Das Buch ist eigentlich ein Büchlein, mit rund 100 Seiten im Kleinformat. Aber bei der Lektüre von «Auf dem Hochseil. Die Kunst der Hingabe» tut sich eine für die meisten absolut unbekannte, grosse Welt auf, mit einer besonderen Lebensphilosophie.
Der Hochseilartist Philippe Petit erzählt etwa von der Technik und Wissenschaft, die mit seiner Kunst verbunden ist. Unter anderem geht es um die Art des Seils – als Laie glaubt man fast gar nicht, wie viele verschiedene Arten es gibt: Es geht um die Montage des Seils, verschiedene Gangarten, Übungen, Training, Proben und Auftritte.
Schon hier erfährt man Faszinierendes. Zum Beispiel, wie Petit ein geeignetes Stahlseil vom Schmierfett entfettet: «Am besten breitet man dazu das Seil in einer Ecke des Gartens aus und lässt es dort mehrere Jahre liegen. Sind einige Jahre vergangen, stöbert man im Gras nach dem ‹alten› Seil, zieht es hervor und verjüngt es, indem man es durch Benzin zieht und mit Schmirgelpapier abreibt, bis es sauber und grau ist. Dann eignet es sich hervorragend.»

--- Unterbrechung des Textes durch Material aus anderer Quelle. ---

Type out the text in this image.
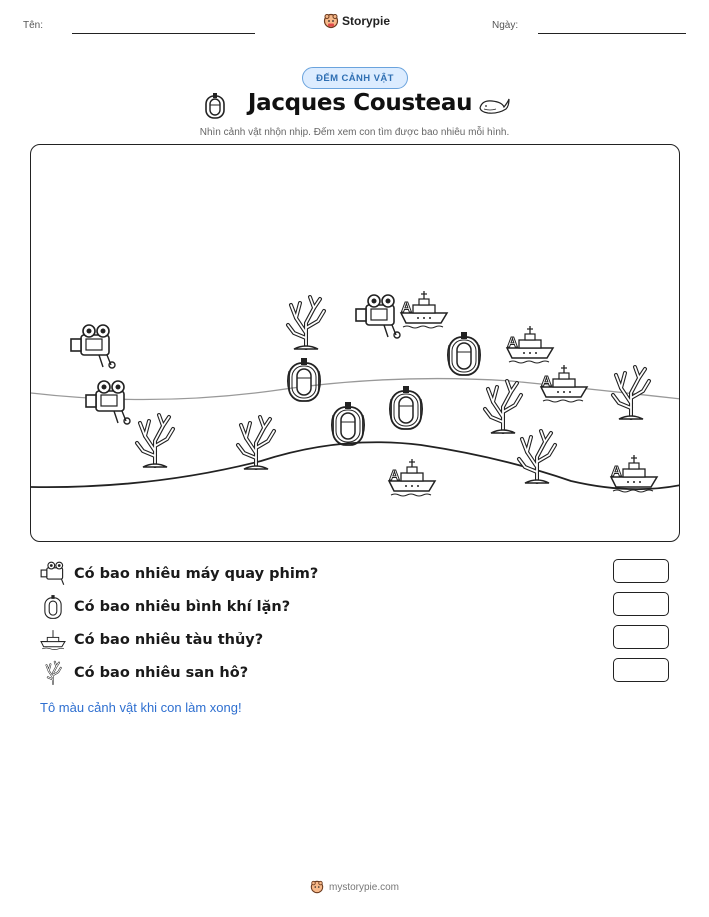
Tên:	Storypie	Ngày:
ĐẾM CẢNH VẬT
Jacques Cousteau
Nhìn cảnh vật nhộn nhịp. Đếm xem con tìm được bao nhiêu mỗi hình.
A
Có bao nhiêu máy quay phim?
Có bao nhiêu bình khí lặn?
Có bao nhiêu tàu thủy?
Có bao nhiêu san hô?
Tô màu cảnh vật khi con làm xong!
mystorypie.com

Andererseits – neben vielen technischen Ausführungen – erklärt Philippe Petit auch die Philosophie hinter seiner Kunst. Das macht das Buch so lesenswert. Der US-amerikanische Autor Paul Auster schwärmt in seinem Vorwort von der Lektüre und meint, der Tanz auf dem Drahtseil sei «keine Kunst des Todes, sondern eine Kunst des Lebens, das bis zur Gänze ausgeschöpft wird». Philippe Petit nehme dieses Leben in die Hand und koste es «in all seiner berauschenden Unmittelbarkeit und Herrlichkeit bis zum Letzten aus».
Seiltanz-Ideen fürs Leben
Bevor das möglich ist, geht es allerdings um harte Arbeit und die Disziplinierung von Körper und Geist. Es sei ein langer Weg zur Perfektion, sagt Petit. Zu den Prinzipien dafür gehöre unter anderem die Zielgerichtetheit: Man müsse in gleichmässiger Geschwindigkeit über das Seil gehen. «Hat man zuvor den Blick auf das Stück Seil einige Meter vor sich gerichtet, muss man nun den Blick so schnell wie möglich auf das Ende des Seils heften. Diese Verbundenheit mit dem Ziel ist unabdingbar, man wird ihr mehr als einmal das Leben verdanken.»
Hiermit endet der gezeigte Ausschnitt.